Die Porsche SE hatte ab dem Jahr 2005 ihre Beteiligung an der Volkswagen AG ausgebaut und versucht, diese zu übernehmen. Nachdem sie am 26.10.2008 ihre Absicht mitgeteilt hatte, diese Beteiligung bei stimmigen wirtschaftlichen Rahmenbedingungen im Laufe des Jahres 2009 auf über 75 % zu erhöhen, stieg der Kurs der Volkswagen-Stammaktie zeitweilig auf das Fünffache seines vorherigen Werts.

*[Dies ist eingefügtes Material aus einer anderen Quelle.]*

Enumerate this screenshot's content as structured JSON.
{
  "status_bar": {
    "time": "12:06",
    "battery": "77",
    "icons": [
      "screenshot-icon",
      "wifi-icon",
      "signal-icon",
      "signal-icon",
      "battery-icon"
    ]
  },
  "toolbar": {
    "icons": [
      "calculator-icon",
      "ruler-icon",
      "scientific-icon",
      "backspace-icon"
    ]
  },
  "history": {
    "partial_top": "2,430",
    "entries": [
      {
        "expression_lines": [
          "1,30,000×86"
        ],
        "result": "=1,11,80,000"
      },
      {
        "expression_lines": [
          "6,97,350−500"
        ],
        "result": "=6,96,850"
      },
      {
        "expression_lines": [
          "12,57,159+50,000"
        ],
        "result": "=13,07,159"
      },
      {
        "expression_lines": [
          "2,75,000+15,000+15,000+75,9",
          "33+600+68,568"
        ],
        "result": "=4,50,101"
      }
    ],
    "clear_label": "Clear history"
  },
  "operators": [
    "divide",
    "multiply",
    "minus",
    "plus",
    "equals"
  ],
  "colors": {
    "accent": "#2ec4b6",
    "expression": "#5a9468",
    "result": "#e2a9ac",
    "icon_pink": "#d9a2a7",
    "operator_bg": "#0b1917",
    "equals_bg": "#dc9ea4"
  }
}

Schäden in Höhe mehrerer Milliarden Euro
Anleger, die auf fallende Kurse gesetzt hatten, erlitten hierdurch Schäden in Höhe von mehreren Milliarden Euro. Ersatz hierfür haben sie zuletzt vor dem Landgericht Hannover eingeklagt. Das Landgericht hat diese Verfahren ausgesetzt und dem OLG Celle verschiedene Vorfragen zur Entscheidung vorgelegt. Diese Feststellungsziele hat der 1. Kartellsenat des OLG Celle mit Beschluss vom 30.09.2022 (13 Kap 1/16) überwiegend zurückgewiesen und damit den Beklagten – der Porsche SE und der Volkswagen AG – Recht gegeben
Was musste Porsche veröffentlichen?
Die Kläger stützen ihre Ansprüche zum einen darauf, dass Porsche und Volkswagen den Kapitalmarkt spätestens ab März 2008 genauer über die Übernahmeabsicht und den Abschluss von Aktienoptionen zur Absicherung und Finanzierung der beabsichtigten Übernahme hätten aufklären müssen. Die Voraussetzungen dieser Ansprüche liegen nach der Entscheidung des OLG nicht vor. Porsche hatte mitgeteilt, seinen Anteil an Volkswagen im Laufe des Jahres 2008 auf über 50 % aufstocken zu wollen. Soweit Porsche die Absicht dementiert hatte, insgesamt mehr als 75 % der Aktien erwerben und einen Beherrschungs- und Gewinnabführungsvertrag schließen zu wollen, hatte es dies damit erklärt, dass dem die „Realitäten in der Aktionärsstruktur“ entgegenstünden.
Tatsächlich hätte ein Erwerb von 75 % der Aktien aufgrund von Besonderheiten des sog. VW-Gesetzes den Abschluss eines Beherrschungs- und Gewinnabführungsvertrags nicht ermöglicht. Auch war die Finanzierung eines derart weitgehenden Anteilserwerbs noch nicht gesichert. Vor diesem Hintergrund war es nach der Entscheidung des OLG zumindest nicht grob unrichtig und nicht verwerflich, dass Porsche mögliche weitergehende Ziele nicht veröffentlicht hatte.
Veröffentlichung im Einklang mit gesetzlichen Meldepflichten
Das OLG hat eine Vielzahl weiterer Gesichtspunkte berücksichtigt, u.a.: Porsche hatte seine Beteiligung an Volkswagen im Einklang mit den gesetzlichen Meldepflichten veröffentlicht. Die von Porsche abgeschlossenen Aktienoptionen, die weitere Aktienkäufe absichern und finanzieren sollten, waren nach damaliger Rechtslage nicht offenzulegen. Dem Kapitalmarkt war aber ohnehin bekannt, dass Porsche solche Optionen in einem großen Umfang besaß. Es war auch bekannt, dass Porsche die dargestellte Sonderregelung des VW-Gesetzes politisch bekämpfte. Hieraus schlussfolgerte u.a. die Wirtschaftspresse auch ohne eine ausdrückliche Bestätigung, dass Porsche seinen Anteil an Volkswagen auf deutlich mehr als 50 % ausbauen wolle.
Volkswagen haftet bereits deshalb nicht, weil sein Vorstand keine Kenntnis von den Übernahmeplänen hatte und sämtliche Aufsichtsratsmitglieder, die diese Kenntnis aus ihrer Tätigkeit bei Porsche hatten, zur Verschwiegenheit verpflichtet waren.